Embeddings & RAG

Generate text embeddings and run on-device retrieval-augmented generation (RAG) with a payload-aware Filter API.

flutter_gemma can generate vector embeddings from text (EmbeddingGemma / Gecko) and run on-device RAG with a vector store: qdrant-edge on native, wa-sqlite on Web. The same Dart API works on both, so your code is portable across platforms.

Setup#

Embeddings need the flutter_gemma_embeddings package, and RAG needs a vector store package — flutter_gemma_rag_qdrant (native) or flutter_gemma_rag_sqlite (web). Register them in FlutterGemma.initialize(...):

FlutterGemma.initialize(
  inferenceEngines: const [LiteRtLmEngine()],
  embeddingBackends: const [LiteRtEmbeddingBackend()], // flutter_gemma_embeddings
  vectorStore: QdrantVectorStore(),                    // or WebSqliteVectorStore() on web
);

See Installation for the full registration reference.

Text embeddings#

All embedding models generate 768-dimensional vectors. The number in a model name (64/256/512/1024/2048) is the max input sequence length in tokens, not the embedding dimension. See Models for the full list.

Install an embedding model#

await FlutterGemma.installEmbedder()
    .modelFromNetwork(
      'https://huggingface.co/litert-community/embeddinggemma-300m/resolve/main/embeddinggemma-300M_seq256_mixed-precision.tflite',
      token: 'hf_...',
    )
    .tokenizerFromNetwork(
      'https://huggingface.co/litert-community/embeddinggemma-300m/resolve/main/sentencepiece.model',
      token: 'hf_...',
    )
    .install();

Generate embeddings#

final embedder = FlutterGemmaPlugin.instance.initializedEmbeddingModel!;
final embeddings = await embedder.generateEmbeddings(
  docs.map((d) => d.content).toList(),
  taskType: TaskType.retrievalDocument,
);

Embedding currently runs on **CPU only**. EmbeddingGemma is an int4 `.tflite` model, and the TFLite GPU delegate cannot run int4 — so GPU embedding is not possible for this model format. Embedding runs on a background isolate so it doesn't block the UI thread.

On-device RAG / vector store#

import 'package:flutter_gemma/flutter_gemma.dart';

// 1. Install an embedding model (any of Gecko / EmbeddingGemma) — see above.

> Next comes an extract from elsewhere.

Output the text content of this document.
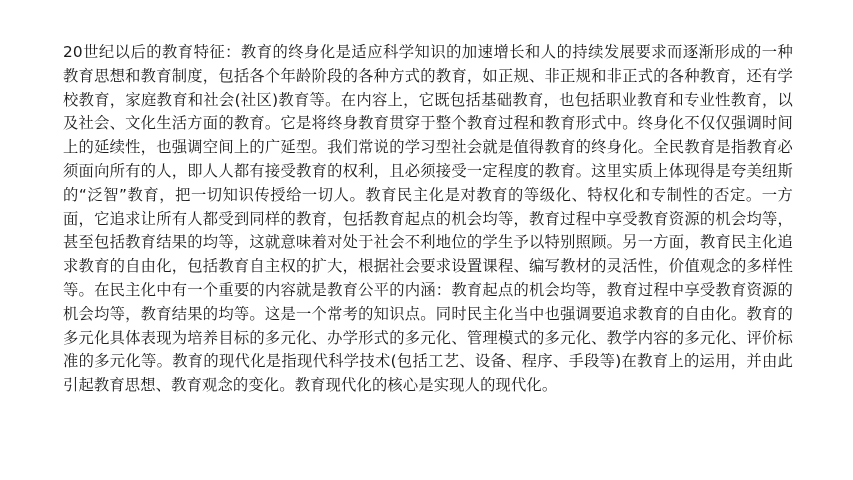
20世纪以后的教育特征：教育的终身化是适应科学知识的加速增长和人的持续发展要求而逐渐形成的一种教育思想和教育制度，包括各个年龄阶段的各种方式的教育，如正规、非正规和非正式的各种教育，还有学校教育，家庭教育和社会(社区)教育等。在内容上，它既包括基础教育，也包括职业教育和专业性教育，以及社会、文化生活方面的教育。它是将终身教育贯穿于整个教育过程和教育形式中。终身化不仅仅强调时间上的延续性，也强调空间上的广延型。我们常说的学习型社会就是值得教育的终身化。全民教育是指教育必须面向所有的人，即人人都有接受教育的权利，且必须接受一定程度的教育。这里实质上体现得是夸美纽斯的“泛智”教育，把一切知识传授给一切人。教育民主化是对教育的等级化、特权化和专制性的否定。一方面，它追求让所有人都受到同样的教育，包括教育起点的机会均等，教育过程中享受教育资源的机会均等，甚至包括教育结果的均等，这就意味着对处于社会不利地位的学生予以特别照顾。另一方面，教育民主化追求教育的自由化，包括教育自主权的扩大，根据社会要求设置课程、编写教材的灵活性，价值观念的多样性等。在民主化中有一个重要的内容就是教育公平的内涵：教育起点的机会均等，教育过程中享受教育资源的机会均等，教育结果的均等。这是一个常考的知识点。同时民主化当中也强调要追求教育的自由化。教育的多元化具体表现为培养目标的多元化、办学形式的多元化、管理模式的多元化、教学内容的多元化、评价标准的多元化等。教育的现代化是指现代科学技术(包括工艺、设备、程序、手段等)在教育上的运用，并由此引起教育思想、教育观念的变化。教育现代化的核心是实现人的现代化。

// 2. Initialize the vector store (one shard per database path)
await FlutterGemmaPlugin.instance.initializeVectorStore('rag_store');

// 3. Add documents — let the plugin compute embeddings for you
for (final doc in docs) {
  await FlutterGemmaPlugin.instance.addDocument(
    id: doc.id,
    content: doc.content,
    metadata: '{"category":"science","lang":"en"}',
  );
}

// 3b. Or batch-embed yourself and feed pre-computed vectors via
//     addDocumentWithEmbedding(...) for higher throughput.
final embedder = FlutterGemmaPlugin.instance.initializedEmbeddingModel!;
final embeddings = await embedder.generateEmbeddings(
  docs.map((d) => d.content).toList(),
  taskType: TaskType.retrievalDocument,
);
for (var i = 0; i < docs.length; i++) {
  await FlutterGemmaPlugin.instance.addDocumentWithEmbedding(
    id: docs[i].id,
    content: docs[i].content,
    embedding: embeddings[i],
    metadata: '{"category":"science","lang":"en"}',
  );
}

// 4. Semantic search, with optional payload-aware Filter (native only)
final results = await FlutterGemmaPlugin.instance.searchSimilar(
  query: 'quantum entanglement',
  topK: 10,
  threshold: 0.0,
  filter: Filter(
    must: [FieldEquals(key: 'category', value: 'science')],
    mustNot: [FieldEquals(key: 'lang', value: 'fr')],
  ),
);

The Filter API#

Filter supports must / should / mustNot lists of conditions:

FieldEquals — exact match on a payload field.
FieldRange — numeric range on a payload field.
FieldMatchAny — match against any value in a set.

On **Web**, the `filter` argument is silently ignored — wa-sqlite has no payload-filter support. Payload-aware `Filter` is native-only (qdrant-edge).

Platform support#

Feature	Android	iOS	Web	Desktop
Text Embeddings	✅	✅	✅	✅
VectorStore (RAG)	✅ qdrant-edge	✅ qdrant-edge	✅ wa-sqlite (WASM)	✅ qdrant-edge
Payload `Filter`	✅	✅	❌	✅

Benchmarks comparing qdrant-edge to the legacy sqlite + local_hnsw backend across 5 platforms (5,000 documents, EmbeddingGemma 300M, 768-dim) are in the repo benchmarks.